Giuliano si trucca per sentirsi più donna
Giuliano se ama lo fa per una notte sola
Giuliano e i falò: un rapporto di vita
Giuliano e lo specchio: una vanità proibita

Inizia così “Giuliano”, canzone scritta nel 1980, dall’album “Mini-artista”. Tema scottante ma vecchio quanto il mondo perché l’omosessualità ha radici tanto profonde quanto i pregiudizi, gli insegnamenti abnormi perpretati nel tempo e tesi a correggere un difetto, o peggio, una malattia che è semplicemente orientamento sessuale, tanto naturale quanto consapevole.

Pensate che gli antichi ritenevano che fosse proprio l’amore con le persone dello stesso sesso il più sublime e spirituale. Lo scrive Platone in diversi passaggi dei suoi dialoghi del Simposio in cui il rapporto omosessuale tra maestro e allievo, che è volto alla procreazione spirituale e non al mero piacere fisico, è ritenuto, a differenza di quello eterosessuale, di livello più alto.

Di acqua sotto i ponti ne è passata, le teorie e le concezioni filosofiche si sono trasformate (in bene o in peggio), ma quello che conta è il principio di fondo secondo il quale l’amore, in qualunque prospettiva lo si voglia considerare, deve essere immune da pregiudizi, discriminazioni, dogmi o impedimenti di qualunque tipo tesi a tarpargli le ali.

Sono le contaminazioni del pensiero che aggrovigliano l’amore fino a farlo rappresentare per qualcosa che non è ( o non dovrebbe essere). La libera manifestazione dei sentimenti prescinde dall’identità sessuale di chi ne è portatore, non si può essere buoni o cattivi, accettabili o denegabili a seconda della “provenienza” di certe preferenze perché la qualità dell’essere è qualcosa che trascende certe etichette o marchi imposti da ragionamenti precostituiti.

Il rifiuto di tutto ciò che è diverso da noi impedisce qualsivoglia crescita culturale e civile, non favorisce l’integrazione e ci fa salire su un comodo piedistallo puntando l’indice sugli altri senza mai rivoltarlo contro noi stessi.

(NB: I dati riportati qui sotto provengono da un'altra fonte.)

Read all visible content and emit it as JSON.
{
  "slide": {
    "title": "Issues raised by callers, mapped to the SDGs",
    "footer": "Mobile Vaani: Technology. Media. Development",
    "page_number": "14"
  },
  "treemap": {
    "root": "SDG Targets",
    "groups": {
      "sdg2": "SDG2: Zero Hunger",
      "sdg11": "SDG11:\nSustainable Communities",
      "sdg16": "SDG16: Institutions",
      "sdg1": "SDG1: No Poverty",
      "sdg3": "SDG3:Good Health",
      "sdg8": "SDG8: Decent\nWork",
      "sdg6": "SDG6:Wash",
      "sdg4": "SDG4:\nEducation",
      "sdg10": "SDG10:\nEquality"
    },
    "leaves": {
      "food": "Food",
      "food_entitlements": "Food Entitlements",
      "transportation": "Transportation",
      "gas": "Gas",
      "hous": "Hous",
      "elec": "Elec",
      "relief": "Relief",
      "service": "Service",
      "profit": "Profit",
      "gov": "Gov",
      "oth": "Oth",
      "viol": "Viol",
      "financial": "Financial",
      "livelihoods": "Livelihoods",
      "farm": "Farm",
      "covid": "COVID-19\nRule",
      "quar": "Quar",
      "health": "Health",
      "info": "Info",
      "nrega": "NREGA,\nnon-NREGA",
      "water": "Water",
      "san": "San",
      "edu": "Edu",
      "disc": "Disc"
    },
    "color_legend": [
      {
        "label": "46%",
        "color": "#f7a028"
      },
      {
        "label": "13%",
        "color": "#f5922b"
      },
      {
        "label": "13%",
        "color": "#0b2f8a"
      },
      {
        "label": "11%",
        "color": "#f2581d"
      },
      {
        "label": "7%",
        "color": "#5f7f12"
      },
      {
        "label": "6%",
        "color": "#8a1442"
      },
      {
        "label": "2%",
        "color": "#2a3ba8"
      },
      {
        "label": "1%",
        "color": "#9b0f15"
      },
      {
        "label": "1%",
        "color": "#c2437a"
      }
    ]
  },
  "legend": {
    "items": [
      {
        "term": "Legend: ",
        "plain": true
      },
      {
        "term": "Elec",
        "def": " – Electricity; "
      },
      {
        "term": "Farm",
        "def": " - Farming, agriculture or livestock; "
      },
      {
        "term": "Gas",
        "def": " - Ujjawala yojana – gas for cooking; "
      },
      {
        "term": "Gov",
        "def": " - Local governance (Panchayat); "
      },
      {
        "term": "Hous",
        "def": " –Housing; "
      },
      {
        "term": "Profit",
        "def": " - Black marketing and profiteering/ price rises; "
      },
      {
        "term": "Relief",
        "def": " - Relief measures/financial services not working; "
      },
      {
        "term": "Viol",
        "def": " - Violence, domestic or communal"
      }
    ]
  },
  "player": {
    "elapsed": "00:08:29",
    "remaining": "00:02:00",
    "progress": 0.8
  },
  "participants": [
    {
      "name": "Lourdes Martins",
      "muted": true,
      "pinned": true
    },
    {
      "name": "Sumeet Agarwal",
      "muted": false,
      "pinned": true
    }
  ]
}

Eppure la comparazione del senso di abbandono e di emarginazione, tipico della negazione sociale verso una determinata categoria di persone potrebbe essere il salvagente per una rinnovata coscienza collettiva, l’anello di congiunzione tra noi e tutto ciò che è diverso da noi. Quante volte ci sarà capitato di sentirci esclusi: nel lavoro, nella famiglia o nelle relazioni sociali in genere. E quante volte in situazioni simili abbiamo provato lo stesso senso di abbandono e di solitudine di chi è costretto a vivere, per il suo orientamento sessuale, ai margini della propria (e altrui) esistenza.

Ecco quindi la comparazione che dovrebbe farci ricordare l’omogeneità di certi stati d’animo e virare la mente a ciò che è accaduto nella Storia, recente o remota, in cui tanti sono stati gli episodi spietati e crudeli a danno dei deboli e dei diversi. Cito a mo’ d’esempio l’Olocausto, la più grave forma di sterminio e di ghettizzazione etnica e razziale.

Sono passati trentacinque anni da quando ho scritto “Giuliano”, allora il pregiudizio era fortissimo e predominante nel pensiero sociale. Ora qualcosa sta cambiando come testimonia il recente dibattito in Parlamento sulle unioni civili che dovrebbe portare all’emanazione della prima legge (in Italia) a tutela delle relazioni extra-tradizionali.

Persino la Chiesa, dove peraltro l’omosessualità è dilagante, sembra ora orientata su posizioni più morbide e concilianti. L’apertura di Papa Francesco verso il riconoscimento dei diritti e della dignità dei “diversi” è di per sé significativa del cambiamento che sta avvenendo anche sul piano religioso.

E noi, noi chi siamo noi?
E noi non possiamo noi condannarlo.
Giuliano è per tutti un corpo e non un’amica
Giuliano e se stesso: una tristezza antica.


(Tratto da Le parole del mio tempo”)

Commenti

  1. Quando parliamo degli “altri” li giudichiamo senza conoscerli, cioè secondo STEREOTIPI.
    Gli stereotipi mentali si tramandano di generazione in generazione e diventano PREGIUDIZI, perché tendiamo ad applicarli ad una singola persona di un gruppo prima ancora di conoscerla.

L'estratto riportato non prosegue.